Porteurs de projets : la nécessité d'être bien préparé
Le 12 juillet, l’incubateur nîmois Bic Innov’Up organise un petit-déjeuner portant sur l’accélération des entreprises. À cette occasion, Géraldine Mauduit, responsable accélération pour l’Open Tourisme Lab, structure spécialisée dans l’accompagnement des projets innovants du tourisme, et Arnaud Laurent, directeur général de l’accélérateur WeSprint (Montpellier), font le point sur leurs actions respectives et distillent quelques conseils. « La levée de fonds n’est pas une fin en soi, préviennent-ils. Ce n’est que le début de l’aventure. » Géraldine Mauduit ajoute : « Il faut faire attention à ne pas lâcher du capital entre la naissance du concept et l’incubation. Certains ont lâché 3 % de leur capital pour deux mois d’accélération. Notre rôle, c’est parfois de freiner l’entrepreneur qui veut lever des fonds trop vite sans être prêt », explique-t-elle.
« Nous avons certaines boîtes qui ne font pas le job et n’ont pas progressé (…) Dans mon portefeuille de 30 entreprises, j’en ai déjà une qui est morte et plusieurs autres qui ne 'performent' pas du tout », avance Arnaud Laurent, offensif. Même s’il revendique la nécessité de se faire conseiller par un juriste avant de signer tout contrat, il nuance : « Trop de conseil tuent le conseil. Il faut savoir trancher et assumer son risque. » « Dans l’accélérateur, j’ai besoin de mecs avec le couteau entre les dents… », résume-t-il.

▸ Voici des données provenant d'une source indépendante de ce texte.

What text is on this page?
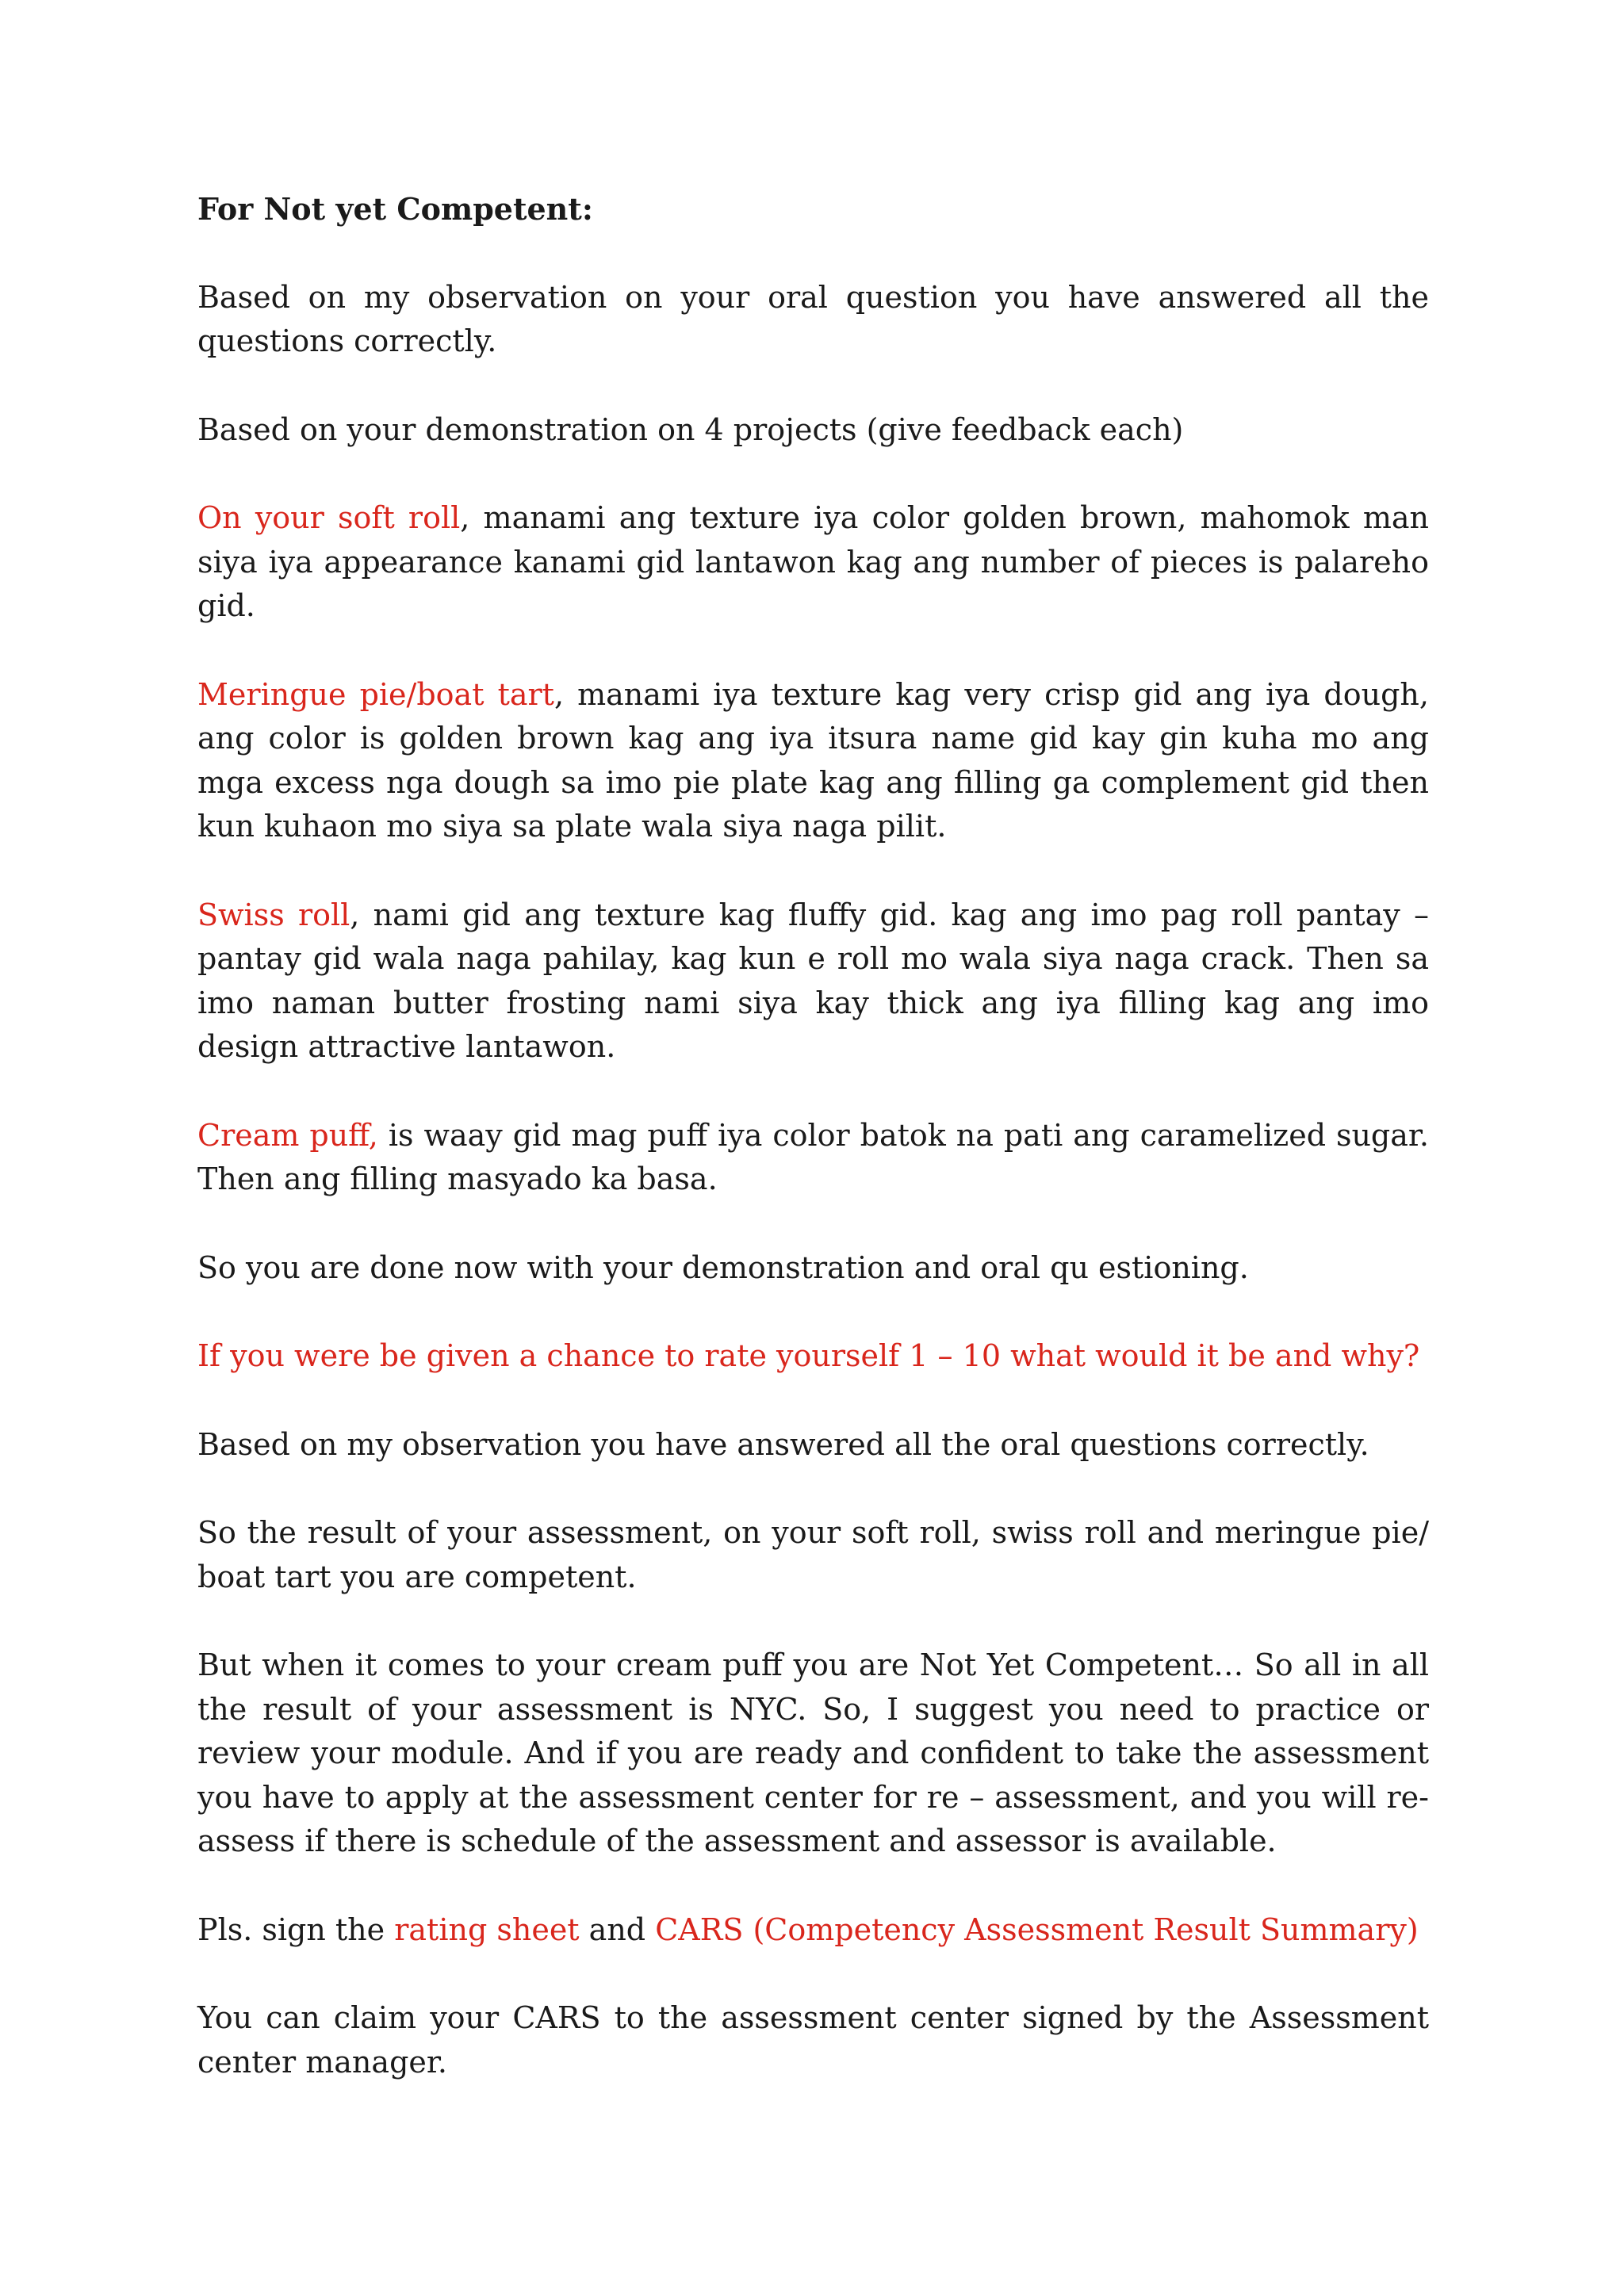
For Not yet Competent:

Based on my observation on your oral question you have answered all the questions correctly.

Based on your demonstration on 4 projects (give feedback each)

On your soft roll, manami ang texture iya color golden brown, mahomok man siya iya appearance kanami gid lantawon kag ang number of pieces is palareho gid.

Meringue pie/boat tart, manami iya texture kag very crisp gid ang iya dough, ang color is golden brown kag ang iya itsura name gid kay gin kuha mo ang mga excess nga dough sa imo pie plate kag ang filling ga complement gid then kun kuhaon mo siya sa plate wala siya naga pilit.

Swiss roll, nami gid ang texture kag fluffy gid. kag ang imo pag roll pantay – pantay gid wala naga pahilay, kag kun e roll mo wala siya naga crack. Then sa imo naman butter frosting nami siya kay thick ang iya filling kag ang imo design attractive lantawon.

Cream puff, is waay gid mag puff iya color batok na pati ang caramelized sugar. Then ang filling masyado ka basa.

So you are done now with your demonstration and oral qu estioning.

If you were be given a chance to rate yourself 1 – 10 what would it be and why?

Based on my observation you have answered all the oral questions correctly.

So the result of your assessment, on your soft roll, swiss roll and meringue pie/ boat tart you are competent.

But when it comes to your cream puff you are Not Yet Competent… So all in all the result of your assessment is NYC. So, I suggest you need to practice or review your module. And if you are ready and confident to take the assessment you have to apply at the assessment center for re – assessment, and you will re- assess if there is schedule of the assessment and assessor is available.

Pls. sign the rating sheet and CARS (Competency Assessment Result Summary)

You can claim your CARS to the assessment center signed by the Assessment center manager.
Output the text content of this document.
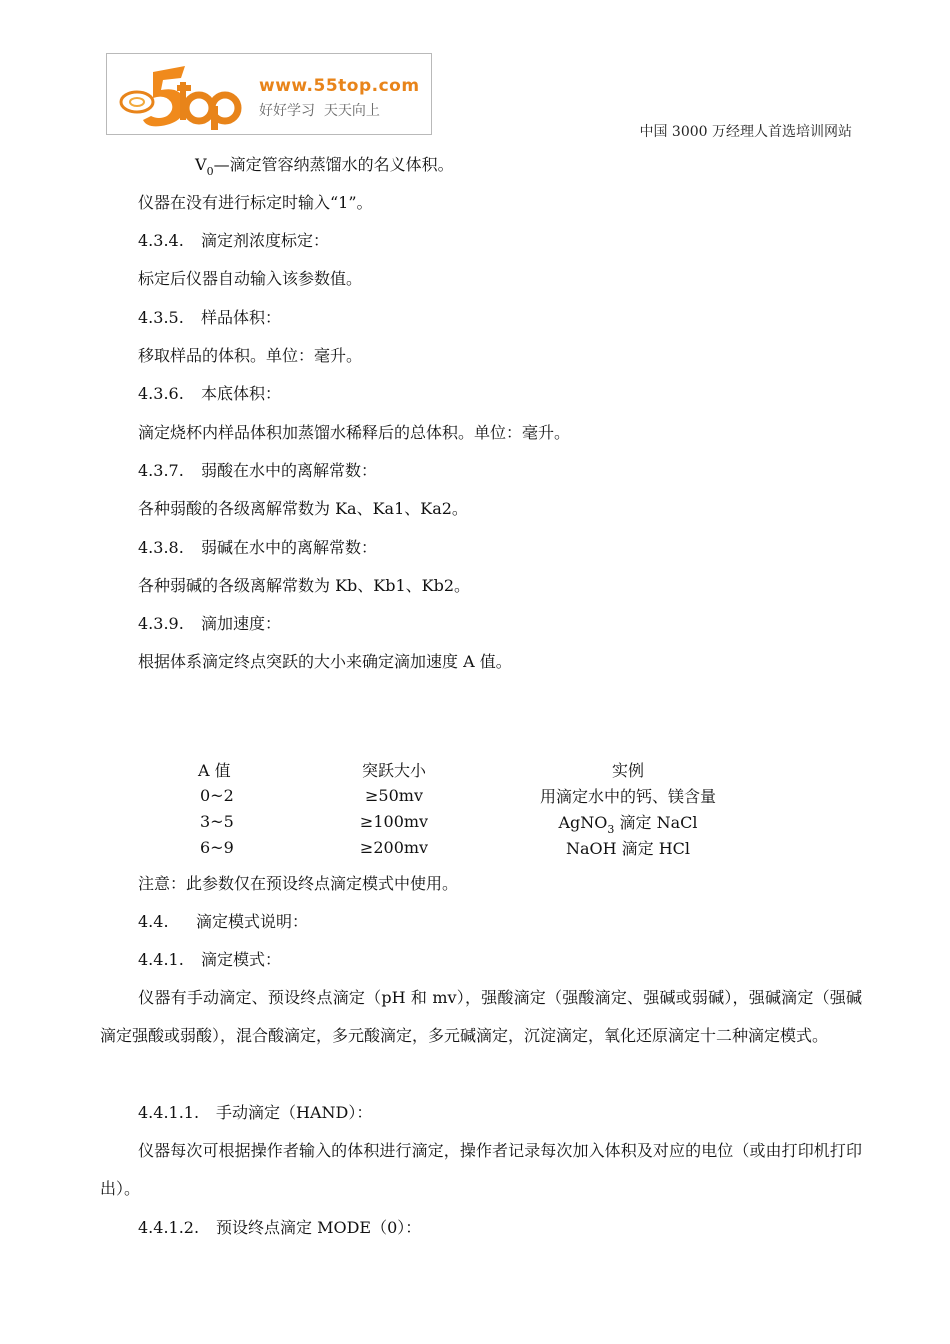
www.55top.com
好好学习  天天向上
中国 3000 万经理人首选培训网站
$V_0—$滴定管容纳蒸馏水的名义体积。
仪器在没有进行标定时输入“1”。
4.3.4. 滴定剂浓度标定：
标定后仪器自动输入该参数值。
4.3.5. 样品体积：
移取样品的体积。单位：毫升。
4.3.6. 本底体积：
滴定烧杯内样品体积加蒸馏水稀释后的总体积。单位：毫升。
4.3.7. 弱酸在水中的离解常数：
各种弱酸的各级离解常数为 Ka、Ka1、Ka2。
4.3.8. 弱碱在水中的离解常数：
各种弱碱的各级离解常数为 Kb、Kb1、Kb2。
4.3.9. 滴加速度：
根据体系滴定终点突跃的大小来确定滴加速度 A 值。
A 值	突跃大小	实例
0~2	≥50mv	用滴定水中的钙、镁含量
3~5	≥100mv	AgNO$_3$ 滴定 NaCl
6~9	≥200mv	NaOH 滴定 HCl
注意：此参数仅在预设终点滴定模式中使用。
4.4. 滴定模式说明：
4.4.1. 滴定模式：
仪器有手动滴定、预设终点滴定（pH 和 mv），强酸滴定（强酸滴定、强碱或弱碱），强碱滴定（强碱滴定强酸或弱酸），混合酸滴定，多元酸滴定，多元碱滴定，沉淀滴定，氧化还原滴定十二种滴定模式。
4.4.1.1. 手动滴定（HAND）：
仪器每次可根据操作者输入的体积进行滴定，操作者记录每次加入体积及对应的电位（或由打印机打印出）。
4.4.1.2. 预设终点滴定 MODE（0）：
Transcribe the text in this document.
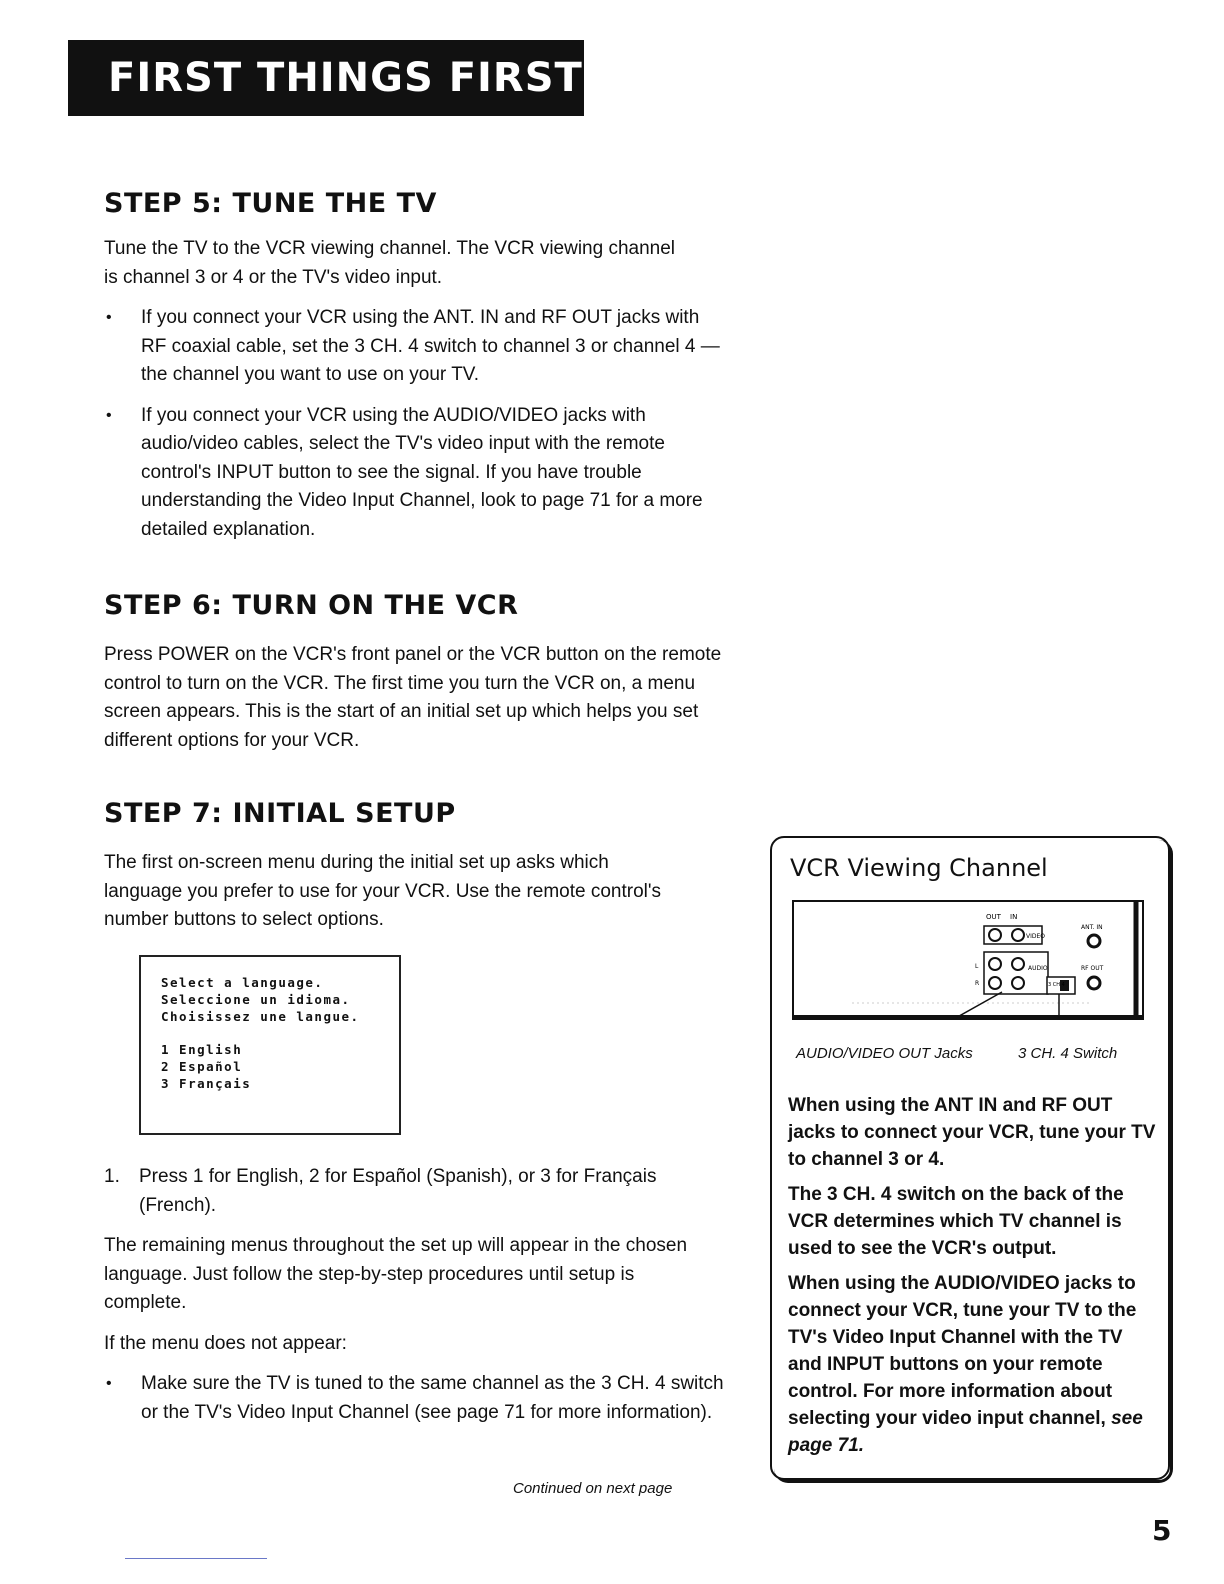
FIRST THINGS FIRST
STEP 5: TUNE THE TV

Tune the TV to the VCR viewing channel. The VCR viewing channel is channel 3 or 4 or the TV's video input.

• If you connect your VCR using the ANT. IN and RF OUT jacks with RF coaxial cable, set the 3 CH. 4 switch to channel 3 or channel 4 — the channel you want to use on your TV.
• If you connect your VCR using the AUDIO/VIDEO jacks with audio/video cables, select the TV's video input with the remote control's INPUT button to see the signal. If you have trouble understanding the Video Input Channel, look to page 71 for a more detailed explanation.
STEP 6: TURN ON THE VCR

Press POWER on the VCR's front panel or the VCR button on the remote control to turn on the VCR. The first time you turn the VCR on, a menu screen appears. This is the start of an initial set up which helps you set different options for your VCR.

STEP 7: INITIAL SETUP

The first on-screen menu during the initial set up asks which language you prefer to use for your VCR. Use the remote control's number buttons to select options.

Select a language.
Seleccione un idioma.
Choisissez une langue.
1 English
2 Español
3 Français
1. Press 1 for English, 2 for Español (Spanish), or 3 for Français (French).

The remaining menus throughout the set up will appear in the chosen language. Just follow the step-by-step procedures until setup is complete.

If the menu does not appear:

• Make sure the TV is tuned to the same channel as the 3 CH. 4 switch or the TV's Video Input Channel (see page 71 for more information).
Continued on next page
VCR Viewing Channel
OUT IN
ANT. IN
VIDEO
L
R
AUDIO	RF OUT
3 CH 4
AUDIO/VIDEO OUT Jacks	3 CH. 4 Switch

When using the ANT IN and RF OUT jacks to connect your VCR, tune your TV to channel 3 or 4.

The 3 CH. 4 switch on the back of the VCR determines which TV channel is used to see the VCR's output.

When using the AUDIO/VIDEO jacks to connect your VCR, tune your TV to the TV's Video Input Channel with the TV and INPUT buttons on your remote control. For more information about selecting your video input channel, see page 71.

5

En l’échange de son accompagnement, WeSprint prend 5 % du capital des entreprises accélérées. Financé par des fonds publics et privés, l’Open Tourisme Lab ne prend pas de participation. Les promotions d'accélération du dispositif Open Tourisme Lab comptent entre 10 et 14 start-up et durent 1 an. La structure dispose également de 50 postes sur plus de 500 m2 dédiés au coworking. Elle peut également organiser des événements liés à l'innovation touristique.